A new botnet, dubbed NadMesh, is scanning the internet for exposed AI services and harvesting cloud keys and Kubernetes tokens found on them, per The Hacker News. The details available are thin -- no confirmed victim count, no attributed actor -- but the targeting logic is the story: this isn't a generic web-crawler botnet, it's built to hunt the specific class of infrastructure that companies stood up in the last two years to run AI workloads.

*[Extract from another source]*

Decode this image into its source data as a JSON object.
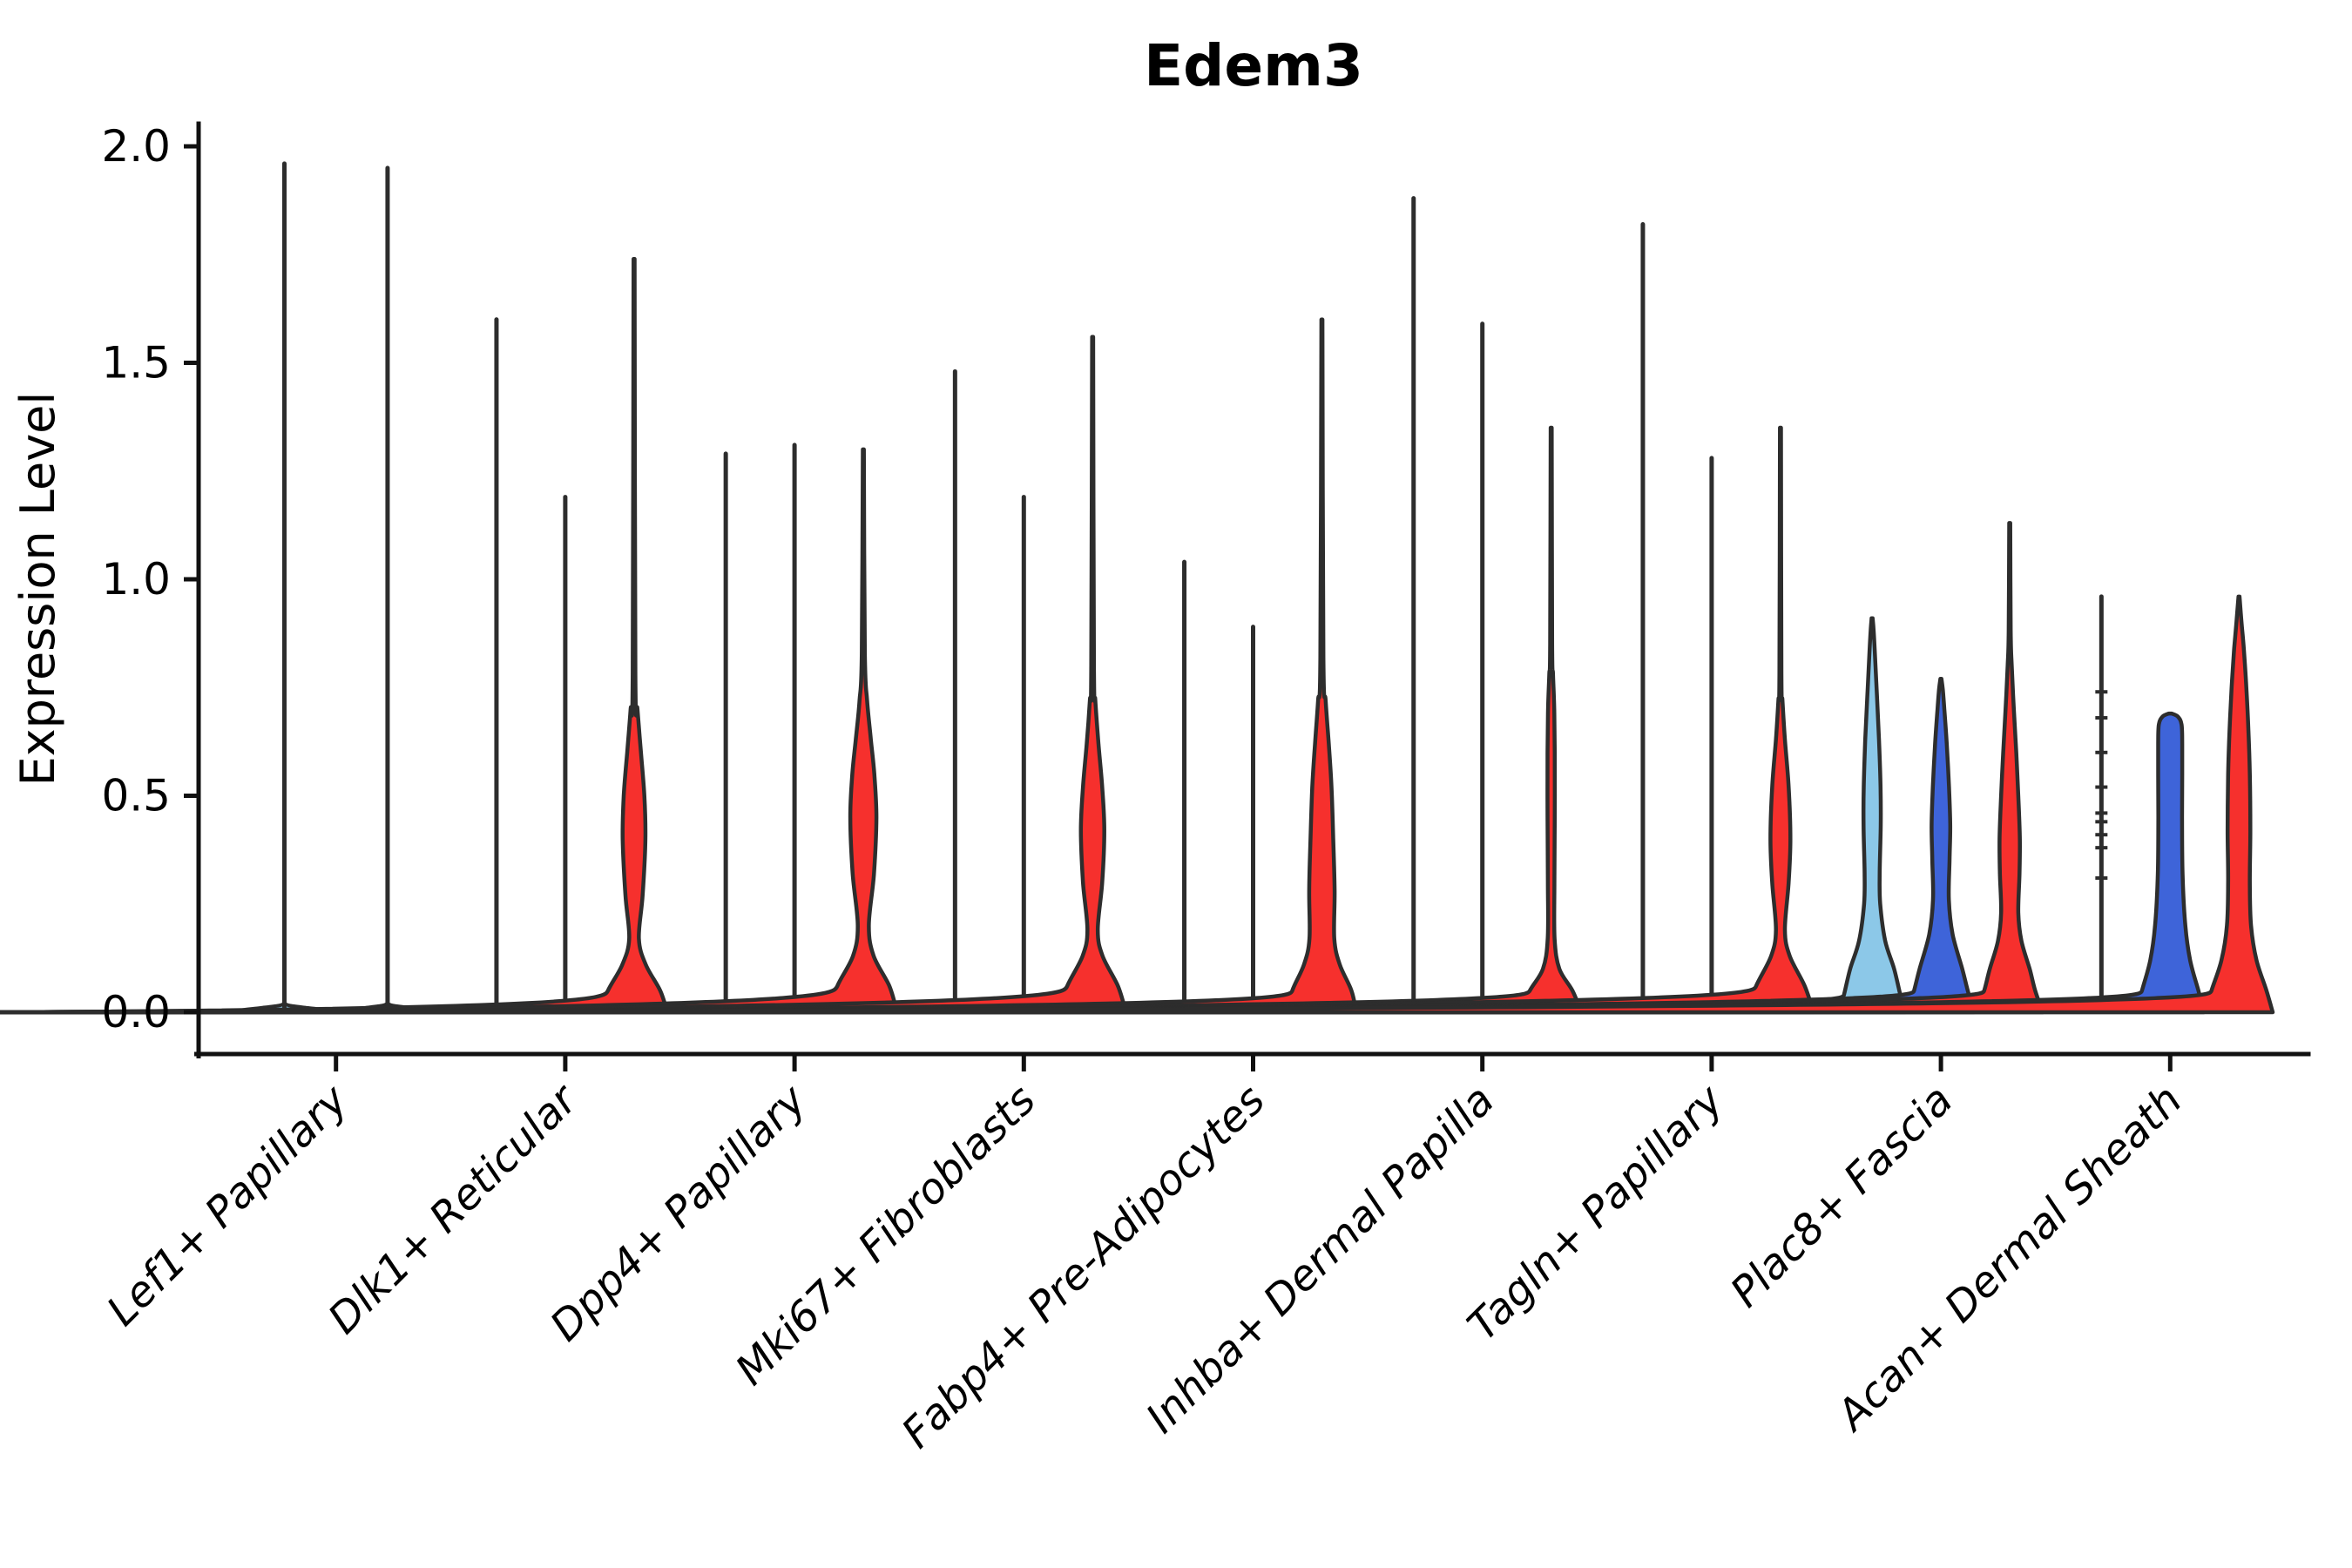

This is the predictable next step in a pattern SOVEREIGN SIGNAL has flagged repeatedly: security tooling lags adoption speed by roughly 18-24 months, and attackers exploit exactly that gap. Teams raced to stand up AI inference endpoints, vector databases, and model-serving APIs under deadline pressure, often skipping the hardening checklist that governs traditional prod services -- because "it's just a demo" or "it's internal-only" until it isn't. Exposed dashboards and misconfigured endpoints are old news; what's new is that those endpoints now sit directly next to cloud IAM credentials and Kubernetes service tokens, which turns a minor misconfiguration into a full cloud-account compromise. Botnets that specialize in a niche (Mirai went after IoT, this one goes after AI infra) tend to signal that the niche has become common enough, and lucrative enough, to justify purpose-built tooling.
The SAL read: if your company shipped any AI feature in the last year, assume someone is already scanning for it -- audit every AI-adjacent endpoint's network exposure and credential scope this week, not next quarter.